Second, Siri is more capable of understanding garbled or misspoken questions. For example, if you stumble over your words mid-sentence, Siri is less likely to get confused and understand your actual intent. If you say something like “What’s the weather in Spain, no, I mean France?” you should get results for weather in France, rather than Spain.

Third, Siri is more knowledgeable about the user manuals for Apple products. This means you can ask Siri questions with Apple Intelligence about how to achieve things on your device, and it will be able to present a list of steps based on Apple’s official documentation.

But the important thing is not to see the shiny new Siri and expect to be able to ask Apple’s voice assistant all kinds of questions that you couldn’t before. Aside from how-to tutorials on Apple products, Siri really isn’t any smarter — yet.

When can we expect Siri to improve?

The first improvements to Siri will come with the release of iOS 18.2, which is expected in December. With that update, you will enable ChatGPT integration at the system level. Siri will then be able to fall back to asking ChatGPT when it otherwise doesn’t know the answer to your request. This means that many more types of trivia and world knowledge questions will be sent to ChatGPT, rather than an unhelpful list of Google search results. You don’t need a paid account to use the ChatGPT integration in iOS 18.2, but you must explicitly sign up.

The next big jump in Siri’s capabilities is slated to arrive officially sometime “in the coming months,” or unofficially as part of iOS 18.4 in the spring, according to the latest rumors.
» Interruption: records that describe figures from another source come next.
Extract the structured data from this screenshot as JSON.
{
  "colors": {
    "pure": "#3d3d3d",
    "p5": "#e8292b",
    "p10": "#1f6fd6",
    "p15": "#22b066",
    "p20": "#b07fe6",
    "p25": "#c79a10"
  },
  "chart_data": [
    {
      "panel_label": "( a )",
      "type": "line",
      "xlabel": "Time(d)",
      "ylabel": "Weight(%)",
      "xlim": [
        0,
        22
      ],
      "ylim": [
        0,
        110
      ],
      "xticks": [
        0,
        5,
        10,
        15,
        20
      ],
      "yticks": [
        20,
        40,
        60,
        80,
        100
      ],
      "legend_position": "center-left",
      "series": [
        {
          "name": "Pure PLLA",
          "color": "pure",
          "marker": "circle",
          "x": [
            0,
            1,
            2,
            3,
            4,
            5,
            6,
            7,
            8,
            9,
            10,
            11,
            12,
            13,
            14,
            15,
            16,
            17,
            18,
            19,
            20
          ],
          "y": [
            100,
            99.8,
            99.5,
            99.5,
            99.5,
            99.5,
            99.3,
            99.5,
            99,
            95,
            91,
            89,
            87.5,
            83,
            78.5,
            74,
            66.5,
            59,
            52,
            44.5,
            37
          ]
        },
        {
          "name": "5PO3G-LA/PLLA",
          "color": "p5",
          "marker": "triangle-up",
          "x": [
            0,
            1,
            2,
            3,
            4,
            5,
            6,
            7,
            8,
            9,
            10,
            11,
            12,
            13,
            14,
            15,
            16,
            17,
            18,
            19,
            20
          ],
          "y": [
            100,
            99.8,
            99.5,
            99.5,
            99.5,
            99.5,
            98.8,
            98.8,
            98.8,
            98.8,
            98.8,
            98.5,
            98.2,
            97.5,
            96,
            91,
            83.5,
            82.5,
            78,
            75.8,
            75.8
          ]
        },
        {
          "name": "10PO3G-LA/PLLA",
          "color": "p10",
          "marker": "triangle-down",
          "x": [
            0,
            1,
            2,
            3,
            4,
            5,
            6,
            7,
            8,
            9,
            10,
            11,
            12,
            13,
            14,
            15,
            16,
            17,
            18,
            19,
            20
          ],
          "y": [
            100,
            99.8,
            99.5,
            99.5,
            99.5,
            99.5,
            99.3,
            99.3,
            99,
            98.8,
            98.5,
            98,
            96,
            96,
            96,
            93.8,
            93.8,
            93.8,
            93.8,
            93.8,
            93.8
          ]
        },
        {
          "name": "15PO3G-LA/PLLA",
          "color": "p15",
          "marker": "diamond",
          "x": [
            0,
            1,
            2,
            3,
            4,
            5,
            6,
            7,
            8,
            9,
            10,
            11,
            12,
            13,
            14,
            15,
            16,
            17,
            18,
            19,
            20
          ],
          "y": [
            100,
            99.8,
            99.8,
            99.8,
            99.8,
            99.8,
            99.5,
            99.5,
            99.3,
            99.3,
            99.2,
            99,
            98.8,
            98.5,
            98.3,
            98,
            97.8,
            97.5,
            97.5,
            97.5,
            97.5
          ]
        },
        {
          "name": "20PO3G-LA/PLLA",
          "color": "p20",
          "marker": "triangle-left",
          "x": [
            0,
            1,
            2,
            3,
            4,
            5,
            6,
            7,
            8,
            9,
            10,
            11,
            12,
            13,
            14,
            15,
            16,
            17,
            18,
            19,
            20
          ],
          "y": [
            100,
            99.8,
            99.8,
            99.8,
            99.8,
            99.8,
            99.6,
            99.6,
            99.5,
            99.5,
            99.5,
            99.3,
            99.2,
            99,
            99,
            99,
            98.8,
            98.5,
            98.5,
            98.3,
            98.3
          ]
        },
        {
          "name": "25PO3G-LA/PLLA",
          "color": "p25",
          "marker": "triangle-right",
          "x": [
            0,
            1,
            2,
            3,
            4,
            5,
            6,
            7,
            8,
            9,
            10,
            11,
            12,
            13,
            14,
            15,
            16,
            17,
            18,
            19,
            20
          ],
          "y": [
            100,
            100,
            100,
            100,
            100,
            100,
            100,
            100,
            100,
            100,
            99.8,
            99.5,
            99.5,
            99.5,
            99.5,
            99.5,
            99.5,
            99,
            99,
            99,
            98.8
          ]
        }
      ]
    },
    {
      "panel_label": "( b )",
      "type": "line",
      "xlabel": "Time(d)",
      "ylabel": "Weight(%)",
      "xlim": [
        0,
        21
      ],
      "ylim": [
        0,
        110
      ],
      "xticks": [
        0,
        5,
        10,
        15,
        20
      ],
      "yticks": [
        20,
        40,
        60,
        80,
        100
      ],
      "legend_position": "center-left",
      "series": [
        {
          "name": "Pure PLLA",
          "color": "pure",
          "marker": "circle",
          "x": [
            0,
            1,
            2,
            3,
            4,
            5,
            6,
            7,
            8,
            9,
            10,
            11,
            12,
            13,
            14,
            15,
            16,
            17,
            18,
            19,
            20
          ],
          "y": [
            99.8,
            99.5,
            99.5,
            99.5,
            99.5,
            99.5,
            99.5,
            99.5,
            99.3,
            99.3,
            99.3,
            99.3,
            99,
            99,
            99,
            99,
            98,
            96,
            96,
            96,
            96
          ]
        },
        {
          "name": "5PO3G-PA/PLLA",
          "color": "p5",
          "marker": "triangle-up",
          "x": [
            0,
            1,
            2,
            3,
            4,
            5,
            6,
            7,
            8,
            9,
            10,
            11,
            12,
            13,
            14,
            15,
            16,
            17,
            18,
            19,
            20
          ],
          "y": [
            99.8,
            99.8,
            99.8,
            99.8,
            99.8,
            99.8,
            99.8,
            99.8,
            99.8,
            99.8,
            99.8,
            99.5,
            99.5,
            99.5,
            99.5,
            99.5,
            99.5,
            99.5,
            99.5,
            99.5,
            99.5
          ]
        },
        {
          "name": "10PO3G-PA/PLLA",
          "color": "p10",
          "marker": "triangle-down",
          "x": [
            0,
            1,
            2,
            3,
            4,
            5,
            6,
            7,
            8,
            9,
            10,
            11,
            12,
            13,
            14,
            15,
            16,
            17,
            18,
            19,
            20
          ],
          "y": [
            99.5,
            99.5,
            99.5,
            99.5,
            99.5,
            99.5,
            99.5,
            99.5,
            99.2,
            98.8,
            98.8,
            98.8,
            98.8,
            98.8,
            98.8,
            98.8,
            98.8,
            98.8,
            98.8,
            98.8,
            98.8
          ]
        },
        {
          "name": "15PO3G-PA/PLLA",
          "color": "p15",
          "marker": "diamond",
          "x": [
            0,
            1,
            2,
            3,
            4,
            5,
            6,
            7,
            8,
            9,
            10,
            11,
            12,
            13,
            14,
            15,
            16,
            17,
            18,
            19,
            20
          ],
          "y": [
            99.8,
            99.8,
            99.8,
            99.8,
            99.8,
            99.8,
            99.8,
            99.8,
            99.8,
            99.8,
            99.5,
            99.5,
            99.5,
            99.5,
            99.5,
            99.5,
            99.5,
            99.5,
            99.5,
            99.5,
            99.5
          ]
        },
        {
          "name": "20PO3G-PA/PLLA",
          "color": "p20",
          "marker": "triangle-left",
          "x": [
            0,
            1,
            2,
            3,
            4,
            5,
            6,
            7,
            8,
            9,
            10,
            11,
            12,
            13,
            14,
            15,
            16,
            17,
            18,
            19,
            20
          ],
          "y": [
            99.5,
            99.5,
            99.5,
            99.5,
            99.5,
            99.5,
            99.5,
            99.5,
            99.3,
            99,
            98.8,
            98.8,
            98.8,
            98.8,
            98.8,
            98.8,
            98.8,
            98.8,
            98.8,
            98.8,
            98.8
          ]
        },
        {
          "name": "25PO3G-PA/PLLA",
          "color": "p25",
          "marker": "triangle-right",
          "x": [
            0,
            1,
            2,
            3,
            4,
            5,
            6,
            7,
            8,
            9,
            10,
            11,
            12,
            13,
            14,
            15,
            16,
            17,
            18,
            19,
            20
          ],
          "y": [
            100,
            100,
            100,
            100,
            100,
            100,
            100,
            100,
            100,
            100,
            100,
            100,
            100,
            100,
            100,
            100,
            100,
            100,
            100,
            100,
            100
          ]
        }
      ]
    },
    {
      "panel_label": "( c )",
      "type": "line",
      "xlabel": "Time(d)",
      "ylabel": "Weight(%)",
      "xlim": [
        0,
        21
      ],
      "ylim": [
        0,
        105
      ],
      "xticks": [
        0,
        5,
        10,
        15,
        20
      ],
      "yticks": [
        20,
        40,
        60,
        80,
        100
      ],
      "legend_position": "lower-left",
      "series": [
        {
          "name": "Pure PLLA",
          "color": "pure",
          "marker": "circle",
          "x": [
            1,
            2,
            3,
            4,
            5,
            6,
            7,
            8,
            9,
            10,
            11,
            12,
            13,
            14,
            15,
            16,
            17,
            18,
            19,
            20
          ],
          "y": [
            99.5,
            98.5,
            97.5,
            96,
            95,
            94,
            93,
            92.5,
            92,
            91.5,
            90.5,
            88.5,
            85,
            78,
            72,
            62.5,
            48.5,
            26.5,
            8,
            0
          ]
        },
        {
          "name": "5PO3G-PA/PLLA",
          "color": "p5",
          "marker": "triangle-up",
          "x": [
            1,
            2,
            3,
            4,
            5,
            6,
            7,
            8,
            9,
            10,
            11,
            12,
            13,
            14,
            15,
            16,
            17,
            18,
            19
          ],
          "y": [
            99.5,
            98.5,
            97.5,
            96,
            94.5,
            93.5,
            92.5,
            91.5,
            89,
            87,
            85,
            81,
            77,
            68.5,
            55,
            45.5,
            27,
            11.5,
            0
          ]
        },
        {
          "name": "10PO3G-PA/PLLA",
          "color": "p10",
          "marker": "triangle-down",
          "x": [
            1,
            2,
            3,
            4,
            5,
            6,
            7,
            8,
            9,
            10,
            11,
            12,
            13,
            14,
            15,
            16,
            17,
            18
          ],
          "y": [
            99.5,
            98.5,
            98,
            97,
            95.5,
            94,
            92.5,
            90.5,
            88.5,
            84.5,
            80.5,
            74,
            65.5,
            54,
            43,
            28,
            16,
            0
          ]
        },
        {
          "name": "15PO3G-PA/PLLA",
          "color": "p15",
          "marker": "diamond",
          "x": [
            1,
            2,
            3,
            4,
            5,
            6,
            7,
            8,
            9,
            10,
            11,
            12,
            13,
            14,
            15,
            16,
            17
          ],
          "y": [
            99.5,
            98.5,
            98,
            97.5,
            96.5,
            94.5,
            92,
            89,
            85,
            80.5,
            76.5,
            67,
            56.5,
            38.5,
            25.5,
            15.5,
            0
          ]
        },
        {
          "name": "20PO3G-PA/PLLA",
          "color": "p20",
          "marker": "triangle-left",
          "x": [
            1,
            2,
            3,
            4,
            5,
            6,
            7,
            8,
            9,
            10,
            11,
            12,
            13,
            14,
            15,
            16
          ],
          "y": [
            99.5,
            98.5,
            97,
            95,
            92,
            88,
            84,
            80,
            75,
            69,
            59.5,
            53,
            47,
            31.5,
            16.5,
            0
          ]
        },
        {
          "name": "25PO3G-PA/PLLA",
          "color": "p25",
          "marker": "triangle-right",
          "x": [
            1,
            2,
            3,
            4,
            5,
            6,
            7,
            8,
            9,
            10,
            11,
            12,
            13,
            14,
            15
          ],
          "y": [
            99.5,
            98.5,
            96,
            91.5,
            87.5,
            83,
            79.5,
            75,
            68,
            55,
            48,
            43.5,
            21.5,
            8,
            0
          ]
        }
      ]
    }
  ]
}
That update will include Siri being able to draw on personal context using data on your device to answer new types of questions. That should mean Siri will be able to look at data sources like your messaging conversations, emails, and calendar events to natively answer questions like “When’s my flight” or “What was that book Jane recommended?”.

iOS 18.4 will also include Siri integrations with a whole bunch of new in-app actions and on-screen awareness features. This means that Siri will functionally be able to do more, like if you look at an image in Photos and say “make it pop,” Siri will be able to automatically trigger photo editing actions.

Similarly, Apple promises that if you’re looking at a conversation in Messages about a group activity with dinner plans, you’ll be able to say “call the restaurant” and Siri will extract the phone number from the chat and initiate the phone call on your behalf.

Conclusion

Siri looks better and sounds better today. But you’ll have to be patient until the more meaningful new features roll out. You also shouldn’t expect iOS 18.4 to be a panacea; the updates are concentrated on personal context-related questions, and many things you ask Siri today where it fails, like asking to control multiple HomeKit accessories in a single request, will likely still fail.

Apple’s consumer marketing certainly hasn’t helped set the right expectations for the public, with one of those first Apple Intelligence ads demonstrates Siri features that won’t arrive until sometime next year.

There is also a very strong argument that they should have withheld the (very noticeable) new design until some of the significant new functionality was also shipping. In particular, Type to Siri almost prompts the user to interact with it like a chatbot, with the presentation of the empty text field. But Siri simply isn’t capable of responding that way.